Ingredients:
- 2 (6 oz / 170g each) cod fillets, skin on or off, about 1 inch thick
- 2 tablespoons / 30ml olive oil
- 2 teaspoons / 10g Cajun or Blackening spice blend (such as Tony Chachere's Original Creole Seasoning)
- 1/2 teaspoon / 2.5g smoked paprika
- 1/4 teaspoon / 1.25g garlic powder
- 1/4 teaspoon / 1.25g onion powder
- 1/4 teaspoon / 1.25g dried thyme
- 1/4 teaspoon / 1.25g dried oregano
- Salt and freshly ground black pepper to taste
- 1 pound / 450g asparagus, trimmed
- 2 tablespoons / 30ml olive oil
- 2 cloves garlic, minced
- 1 lemon, halved
- Salt and freshly ground black pepper to taste
Instructions:
- Toss asparagus with olive oil, minced garlic, salt, and pepper in the skillet. Arrange in a single layer.
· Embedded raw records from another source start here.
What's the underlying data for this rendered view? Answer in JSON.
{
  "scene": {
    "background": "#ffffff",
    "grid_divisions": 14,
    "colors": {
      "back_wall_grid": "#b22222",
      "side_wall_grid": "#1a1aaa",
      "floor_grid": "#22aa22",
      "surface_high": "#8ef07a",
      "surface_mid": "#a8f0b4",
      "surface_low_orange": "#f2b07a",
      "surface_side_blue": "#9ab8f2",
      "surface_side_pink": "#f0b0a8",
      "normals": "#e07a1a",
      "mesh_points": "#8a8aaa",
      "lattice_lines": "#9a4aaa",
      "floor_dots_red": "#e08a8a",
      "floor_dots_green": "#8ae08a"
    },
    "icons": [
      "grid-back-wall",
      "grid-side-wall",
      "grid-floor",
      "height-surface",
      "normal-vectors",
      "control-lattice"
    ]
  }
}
- In a small bowl, combine the Cajun spice blend, smoked paprika, garlic powder, onion powder, thyme, oregano, salt, and pepper.
- Pat the cod fillets dry with paper towels. Drizzle with olive oil and rub the spice mixture evenly over both sides of each fillet.
- Place the skillet in a preheated oven and roast for 8 minutes.
- Remove the skillet from the oven. Nestle the seasoned cod fillets among the asparagus, ensuring they have space. Place lemon halves cut-side up on top of the asparagus.
- Return the skillet to the oven and roast for another 8-12 minutes, or until the cod is cooked through and flakes easily with a fork and the asparagus is tender-crisp. Internal temperature of the cod should reach 145°F (63°C).
- Squeeze the roasted lemon juice over the cod and asparagus. Serve immediately.